Extracting PDF Text Using Markup Tools
PDF text can be extracted using the highlighter, strikethrough, underline, and replace text commenting tools.
Important Setting
There's a preferences setting in both Acrobat and Reader that can be used to extract text from PDFs using specific markup tools as listed in the subtitle of this article. Press Ctrl + k to open the preferences window and select the Comments category at the top of the list. Under the Making Comments section, select Copy selected text into Highlight, Strikethrough, Underline and Replace Text comment pop-ups. After this setting is selected any text selected with those markup tools becomes the contents of the annotation, available inside a popup for that annotation.
Extracting Contents With JavaScript
PDFs can be converted to Excel spreadsheets by selecting File > Export To > Spreadsheet > Microsoft Excel Workbook. While the end result might resemble the PDF visually, the process is far from perfect and data might not be organized into rows and columns that is usable. This is especially true for scanned documents that have been OCR'd (recognize text). Consider a bank or credit card statement for which you need to extract transactions. Suppose you need data from four columns:
Date
Transaction description
Funds out
Funds in
If you use the highlighter tool to highlight the data you can build a string that can be copied and pasted into a spreadsheet and organized by rows and columns by looping through the annotations and using special characters in the string.
In the image above, the entries in the right column were highlighted with a different color (green) so the script could add another tab before the entries to keep the last two columns aligned. For speed, the highlighting color was not changed until the end. At this point, all highlights in the right column were selected and changed to green together. The script can be run in the console and the result copied and pasted to Excel, or the string can be passed to the document createDataObject method, and the spreadsheet will be created as an attachment. Here's the script:
var data="Date\tTransaction\tFunds Out\tFunds In\r"; \\1
var before="";\\2
var after="\t";\\3
var anot=this.getAnnots();\\4
for(var i=0;i<anot.length;i++)\\5
{
if(anot[i].type=="Highlight")\\6
{
if((i+1)%3==0)\\7
{after="\r"}else{after="\t"}\\8
if(anot[i].strokeColor.join(",")=="RGB,0,1,0")\\9
{before="\t"}else{before=""}\\10
data+=before+anot[i].contents+after;\\11
}
}
Script Explanation
A string variable data is set as the first row with entries separated by tabs and a carriage return at the end.
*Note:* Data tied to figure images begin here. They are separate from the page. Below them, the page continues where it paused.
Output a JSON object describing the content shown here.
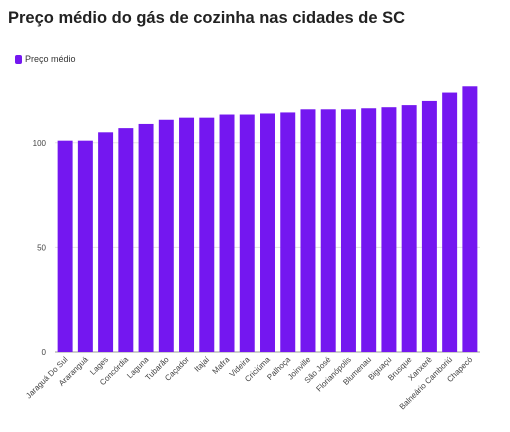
{
  "title": "Preço médio do gás de cozinha nas cidades de SC",
  "colors": {
    "bar": "#7417f0",
    "grid": "#e3e3e3",
    "axis": "#999999"
  },
  "chart_data": {
    "type": "bar",
    "title": "Preço médio do gás de cozinha nas cidades de SC",
    "xlabel": "",
    "ylabel": "",
    "ylim": [
      0,
      130
    ],
    "yticks": [
      0,
      50,
      100
    ],
    "grid": true,
    "legend_position": "top-left",
    "categories": [
      "Jaraguá Do Sul",
      "Araranguá",
      "Lages",
      "Concórdia",
      "Laguna",
      "Tubarão",
      "Caçador",
      "Itajaí",
      "Mafra",
      "Videira",
      "Criciúma",
      "Palhoça",
      "Joinville",
      "São José",
      "Florianópolis",
      "Blumenau",
      "Biguaçu",
      "Brusque",
      "Xanxerê",
      "Balneário Camboriú",
      "Chapecó"
    ],
    "series": [
      {
        "name": "Preço médio",
        "values": [
          101,
          101,
          105,
          107,
          109,
          111,
          112,
          112,
          113.5,
          113.5,
          114,
          114.5,
          116,
          116,
          116,
          116.5,
          117,
          118,
          120,
          124,
          127
        ]
      }
    ]
  }
}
Variable before is declared as an empty string.
Variable after is declared as an empty string.
Variable anot is declared as the all the annotations in the document.
A loop is constructed to loop through all annotations in the document.
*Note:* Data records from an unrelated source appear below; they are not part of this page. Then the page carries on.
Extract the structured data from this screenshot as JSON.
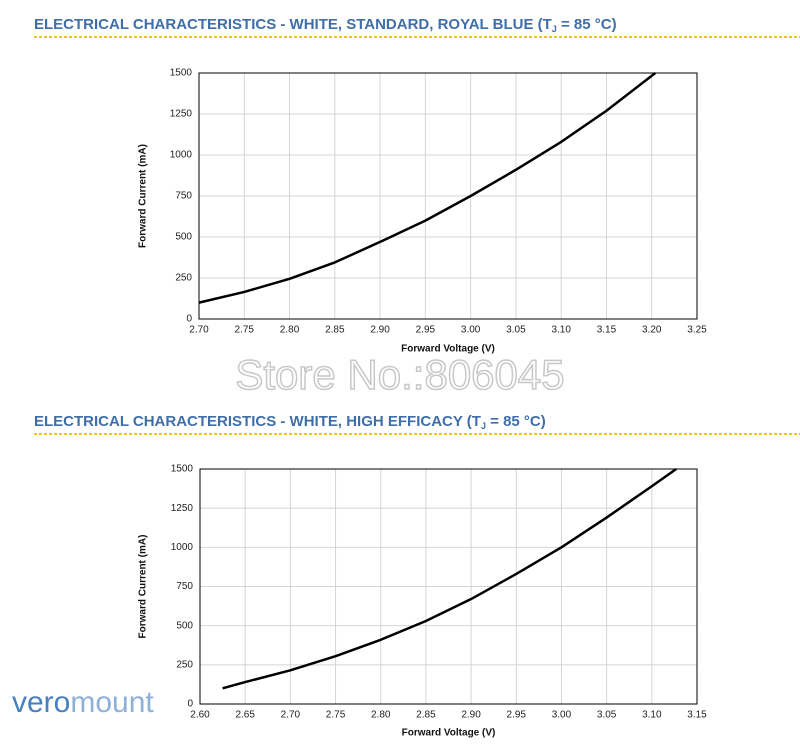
{
  "chart_data": [
    {
      "type": "line",
      "title": [
        "ELECTRICAL CHARACTERISTICS - WHITE, STANDARD, ROYAL BLUE (T",
        "J",
        " = 85 °C)"
      ],
      "x_label": "Forward Voltage (V)",
      "y_label": "Forward Current (mA)",
      "x": [
        2.7,
        2.75,
        2.8,
        2.85,
        2.9,
        2.95,
        3.0,
        3.05,
        3.1,
        3.15,
        3.204
      ],
      "series": [
        {
          "name": "Forward Current",
          "color": "#000000",
          "values": [
            100,
            165,
            245,
            345,
            470,
            600,
            750,
            910,
            1080,
            1270,
            1500
          ]
        }
      ],
      "xlim": [
        2.7,
        3.25
      ],
      "xticks": [
        {
          "value": 2.7,
          "label": "2.70"
        },
        {
          "value": 2.75,
          "label": "2.75"
        },
        {
          "value": 2.8,
          "label": "2.80"
        },
        {
          "value": 2.85,
          "label": "2.85"
        },
        {
          "value": 2.9,
          "label": "2.90"
        },
        {
          "value": 2.95,
          "label": "2.95"
        },
        {
          "value": 3.0,
          "label": "3.00"
        },
        {
          "value": 3.05,
          "label": "3.05"
        },
        {
          "value": 3.1,
          "label": "3.10"
        },
        {
          "value": 3.15,
          "label": "3.15"
        },
        {
          "value": 3.2,
          "label": "3.20"
        },
        {
          "value": 3.25,
          "label": "3.25"
        }
      ],
      "ylim": [
        0,
        1500
      ],
      "yticks": [
        0,
        250,
        500,
        750,
        1000,
        1250,
        1500
      ],
      "grid": true
    },
    {
      "type": "line",
      "title": [
        "ELECTRICAL CHARACTERISTICS - WHITE, HIGH EFFICACY (T",
        "J",
        " = 85 °C)"
      ],
      "x_label": "Forward Voltage (V)",
      "y_label": "Forward Current (mA)",
      "x": [
        2.625,
        2.65,
        2.7,
        2.75,
        2.8,
        2.85,
        2.9,
        2.95,
        3.0,
        3.05,
        3.1,
        3.127
      ],
      "series": [
        {
          "name": "Forward Current",
          "color": "#000000",
          "values": [
            100,
            140,
            215,
            305,
            410,
            530,
            670,
            830,
            1000,
            1190,
            1390,
            1500
          ]
        }
      ],
      "xlim": [
        2.6,
        3.15
      ],
      "xticks": [
        {
          "value": 2.6,
          "label": "2.60"
        },
        {
          "value": 2.65,
          "label": "2.65"
        },
        {
          "value": 2.7,
          "label": "2.70"
        },
        {
          "value": 2.75,
          "label": "2.75"
        },
        {
          "value": 2.8,
          "label": "2.80"
        },
        {
          "value": 2.85,
          "label": "2.85"
        },
        {
          "value": 2.9,
          "label": "2.90"
        },
        {
          "value": 2.95,
          "label": "2.95"
        },
        {
          "value": 3.0,
          "label": "3.00"
        },
        {
          "value": 3.05,
          "label": "3.05"
        },
        {
          "value": 3.1,
          "label": "3.10"
        },
        {
          "value": 3.15,
          "label": "3.15"
        }
      ],
      "ylim": [
        0,
        1500
      ],
      "yticks": [
        0,
        250,
        500,
        750,
        1000,
        1250,
        1500
      ],
      "grid": true
    }
  ],
  "watermark": "Store No.:806045",
  "logo": [
    "vero",
    "mount"
  ]
}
The annotation is type is tested. If it's a Highlight, continue.
The loop number plus 1 (the annotation array is zero-based) is tested for equal divisibility by three.
If true, after is a carriage return. If false, after is a tab.
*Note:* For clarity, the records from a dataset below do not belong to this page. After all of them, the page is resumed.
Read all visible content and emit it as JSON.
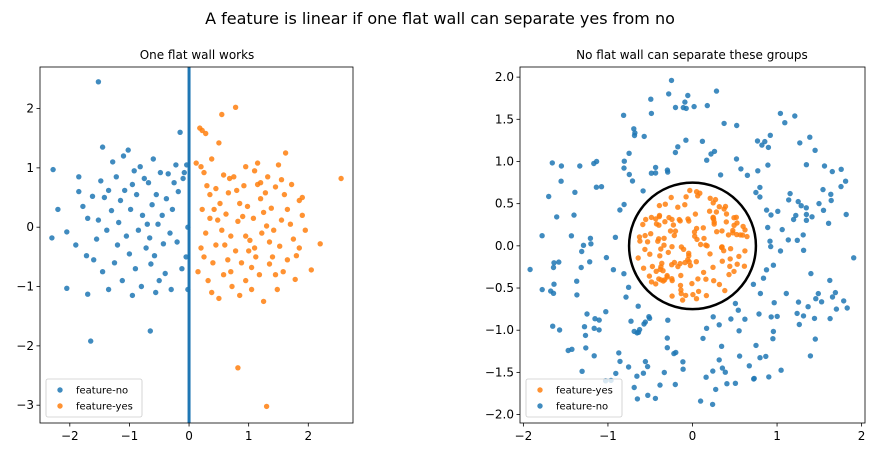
{
  "figure": {
    "suptitle": "A feature is linear if one flat wall can separate yes from no"
  },
  "colors": {
    "blue": "#1f77b4",
    "orange": "#ff7f0e",
    "wall": "#1f77b4",
    "circle": "#000000"
  },
  "chart_data": [
    {
      "type": "scatter",
      "title": "One flat wall works",
      "xlabel": "",
      "ylabel": "",
      "xlim": [
        -2.5,
        2.75
      ],
      "ylim": [
        -3.3,
        2.7
      ],
      "xticks": [
        -2,
        -1,
        0,
        1,
        2
      ],
      "yticks": [
        -3,
        -2,
        -1,
        0,
        1,
        2
      ],
      "legend": {
        "placement": "lower-left",
        "entries": [
          "feature-no",
          "feature-yes"
        ]
      },
      "annotations": [
        {
          "type": "vertical-line",
          "x": 0,
          "color": "#1f77b4"
        }
      ],
      "series": [
        {
          "name": "feature-no",
          "color": "#1f77b4",
          "points": [
            [
              -1.52,
              2.45
            ],
            [
              -2.28,
              0.97
            ],
            [
              -2.2,
              0.3
            ],
            [
              -2.3,
              -0.18
            ],
            [
              -2.05,
              -0.08
            ],
            [
              -2.05,
              -1.03
            ],
            [
              -1.85,
              0.6
            ],
            [
              -1.78,
              0.35
            ],
            [
              -1.72,
              -0.48
            ],
            [
              -1.7,
              -1.13
            ],
            [
              -1.65,
              -1.92
            ],
            [
              -1.62,
              0.52
            ],
            [
              -1.55,
              -0.2
            ],
            [
              -1.52,
              0.12
            ],
            [
              -1.48,
              0.78
            ],
            [
              -1.45,
              1.35
            ],
            [
              -1.45,
              -0.75
            ],
            [
              -1.42,
              0.5
            ],
            [
              -1.38,
              -0.05
            ],
            [
              -1.35,
              -1.05
            ],
            [
              -1.3,
              0.28
            ],
            [
              -1.28,
              1.1
            ],
            [
              -1.25,
              -0.6
            ],
            [
              -1.22,
              0.85
            ],
            [
              -1.2,
              -0.3
            ],
            [
              -1.18,
              0.08
            ],
            [
              -1.15,
              0.45
            ],
            [
              -1.12,
              -0.9
            ],
            [
              -1.1,
              1.2
            ],
            [
              -1.08,
              0.62
            ],
            [
              -1.05,
              -0.15
            ],
            [
              -1.02,
              1.3
            ],
            [
              -1.0,
              -0.45
            ],
            [
              -0.98,
              0.3
            ],
            [
              -0.95,
              -1.15
            ],
            [
              -0.92,
              0.95
            ],
            [
              -0.9,
              -0.7
            ],
            [
              -0.88,
              0.55
            ],
            [
              -0.85,
              -0.05
            ],
            [
              -0.82,
              1.02
            ],
            [
              -0.8,
              -1.0
            ],
            [
              -0.78,
              0.2
            ],
            [
              -0.75,
              0.82
            ],
            [
              -0.72,
              -0.35
            ],
            [
              -0.7,
              0.05
            ],
            [
              -0.68,
              0.75
            ],
            [
              -0.66,
              -0.18
            ],
            [
              -0.64,
              -0.62
            ],
            [
              -0.62,
              0.38
            ],
            [
              -0.6,
              1.15
            ],
            [
              -0.58,
              -0.48
            ],
            [
              -0.56,
              -1.1
            ],
            [
              -0.55,
              0.55
            ],
            [
              -0.52,
              0.05
            ],
            [
              -0.5,
              -0.9
            ],
            [
              -0.48,
              0.92
            ],
            [
              -0.45,
              0.2
            ],
            [
              -0.43,
              -0.28
            ],
            [
              -0.4,
              -0.78
            ],
            [
              -0.38,
              0.48
            ],
            [
              -0.35,
              0.9
            ],
            [
              -0.32,
              -0.1
            ],
            [
              -0.3,
              -1.05
            ],
            [
              -0.28,
              0.3
            ],
            [
              -0.25,
              0.75
            ],
            [
              -0.22,
              1.05
            ],
            [
              -0.2,
              -0.25
            ],
            [
              -0.18,
              0.6
            ],
            [
              -0.15,
              1.6
            ],
            [
              -0.12,
              -0.7
            ],
            [
              -0.1,
              0.82
            ],
            [
              -0.08,
              0.92
            ],
            [
              -0.05,
              -0.5
            ],
            [
              -0.04,
              1.05
            ],
            [
              -0.02,
              -1.05
            ],
            [
              -0.02,
              0.0
            ],
            [
              -0.65,
              -1.75
            ],
            [
              -1.85,
              0.85
            ],
            [
              -1.6,
              -0.55
            ],
            [
              -0.95,
              0.72
            ],
            [
              -1.35,
              0.62
            ],
            [
              -1.9,
              -0.3
            ],
            [
              -1.7,
              0.15
            ]
          ]
        },
        {
          "name": "feature-yes",
          "color": "#ff7f0e",
          "points": [
            [
              0.78,
              2.02
            ],
            [
              0.55,
              1.9
            ],
            [
              0.18,
              1.67
            ],
            [
              0.22,
              1.63
            ],
            [
              0.28,
              1.58
            ],
            [
              0.5,
              1.42
            ],
            [
              0.38,
              1.15
            ],
            [
              0.12,
              1.08
            ],
            [
              0.2,
              1.02
            ],
            [
              0.25,
              0.92
            ],
            [
              0.3,
              0.7
            ],
            [
              0.35,
              0.55
            ],
            [
              0.42,
              0.3
            ],
            [
              0.48,
              0.12
            ],
            [
              0.55,
              -0.05
            ],
            [
              0.6,
              -0.3
            ],
            [
              0.65,
              -0.55
            ],
            [
              0.7,
              -0.75
            ],
            [
              0.75,
              0.85
            ],
            [
              0.8,
              0.62
            ],
            [
              0.85,
              0.4
            ],
            [
              0.9,
              0.18
            ],
            [
              0.95,
              -0.15
            ],
            [
              1.0,
              -0.4
            ],
            [
              1.05,
              -0.68
            ],
            [
              1.1,
              0.95
            ],
            [
              1.15,
              0.72
            ],
            [
              1.2,
              0.48
            ],
            [
              1.25,
              0.25
            ],
            [
              1.3,
              0.02
            ],
            [
              1.35,
              -0.25
            ],
            [
              1.4,
              -0.5
            ],
            [
              1.45,
              -0.8
            ],
            [
              1.5,
              1.05
            ],
            [
              1.55,
              0.8
            ],
            [
              1.6,
              0.55
            ],
            [
              1.62,
              1.25
            ],
            [
              1.65,
              0.3
            ],
            [
              1.7,
              0.05
            ],
            [
              1.75,
              -0.2
            ],
            [
              1.8,
              -0.48
            ],
            [
              1.85,
              0.45
            ],
            [
              1.9,
              0.2
            ],
            [
              1.95,
              -0.05
            ],
            [
              2.05,
              -0.72
            ],
            [
              2.2,
              -0.28
            ],
            [
              2.55,
              0.82
            ],
            [
              1.3,
              -3.02
            ],
            [
              0.82,
              -2.37
            ],
            [
              0.15,
              -0.75
            ],
            [
              0.2,
              -0.35
            ],
            [
              0.22,
              0.3
            ],
            [
              0.28,
              -0.1
            ],
            [
              0.32,
              -0.9
            ],
            [
              0.38,
              -1.1
            ],
            [
              0.4,
              -0.6
            ],
            [
              0.45,
              0.65
            ],
            [
              0.5,
              -1.2
            ],
            [
              0.52,
              0.4
            ],
            [
              0.58,
              -0.8
            ],
            [
              0.62,
              0.22
            ],
            [
              0.66,
              0.58
            ],
            [
              0.7,
              -0.15
            ],
            [
              0.72,
              -1.0
            ],
            [
              0.78,
              -0.4
            ],
            [
              0.82,
              0.1
            ],
            [
              0.85,
              -1.15
            ],
            [
              0.88,
              -0.6
            ],
            [
              0.92,
              0.7
            ],
            [
              0.95,
              -0.9
            ],
            [
              0.98,
              0.35
            ],
            [
              1.02,
              -0.22
            ],
            [
              1.05,
              -1.05
            ],
            [
              1.08,
              0.15
            ],
            [
              1.12,
              -0.5
            ],
            [
              1.15,
              1.08
            ],
            [
              1.18,
              -0.8
            ],
            [
              1.22,
              -0.1
            ],
            [
              1.25,
              -1.25
            ],
            [
              1.28,
              0.58
            ],
            [
              1.32,
              0.85
            ],
            [
              1.35,
              -0.62
            ],
            [
              1.38,
              0.32
            ],
            [
              1.42,
              -0.05
            ],
            [
              1.45,
              0.68
            ],
            [
              1.48,
              -1.05
            ],
            [
              1.52,
              -0.32
            ],
            [
              1.55,
              0.12
            ],
            [
              1.58,
              -0.75
            ],
            [
              1.65,
              -0.55
            ],
            [
              1.72,
              0.72
            ],
            [
              1.78,
              -0.88
            ],
            [
              1.85,
              -0.35
            ],
            [
              1.9,
              0.5
            ],
            [
              0.35,
              0.15
            ],
            [
              0.58,
              0.88
            ],
            [
              0.68,
              0.82
            ],
            [
              0.95,
              1.02
            ],
            [
              1.1,
              -0.35
            ],
            [
              1.2,
              0.75
            ],
            [
              0.25,
              -0.5
            ],
            [
              0.45,
              -0.3
            ]
          ]
        }
      ]
    },
    {
      "type": "scatter",
      "title": "No flat wall can separate these groups",
      "xlabel": "",
      "ylabel": "",
      "xlim": [
        -2.04,
        2.04
      ],
      "ylim": [
        -2.1,
        2.12
      ],
      "xticks": [
        -2,
        -1,
        0,
        1,
        2
      ],
      "yticks": [
        -2.0,
        -1.5,
        -1.0,
        -0.5,
        0.0,
        0.5,
        1.0,
        1.5,
        2.0
      ],
      "legend": {
        "placement": "lower-left",
        "entries": [
          "feature-yes",
          "feature-no"
        ]
      },
      "annotations": [
        {
          "type": "circle",
          "cx": 0,
          "cy": 0,
          "r": 0.75,
          "color": "#000000"
        }
      ],
      "series": [
        {
          "name": "feature-yes",
          "color": "#ff7f0e",
          "inner_ring": {
            "count": 150,
            "max_radius": 0.66,
            "seed": 11
          }
        },
        {
          "name": "feature-no",
          "color": "#1f77b4",
          "outer_ring": {
            "count": 240,
            "min_radius": 0.85,
            "max_radius": 1.98,
            "seed": 23
          }
        }
      ]
    }
  ]
}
The stroke color of the highlight annotation is tested for green.
If true, before is a tab. If false, before is an empty string.
before + annotation contents + after are added to the data string.
Checklist
Entries should be highlighted in order because the annotation array is in the order they were created. If an error is made the annotation should be deleted before adding another.
There shouldn’t be any other annotations in the document other than highlights that pertain to the entries because they will mess up the organization of the data in rows and columns. This points makes point six in the script explanation redundant. In other words, if there are only highlights there is no need to test the annotation type.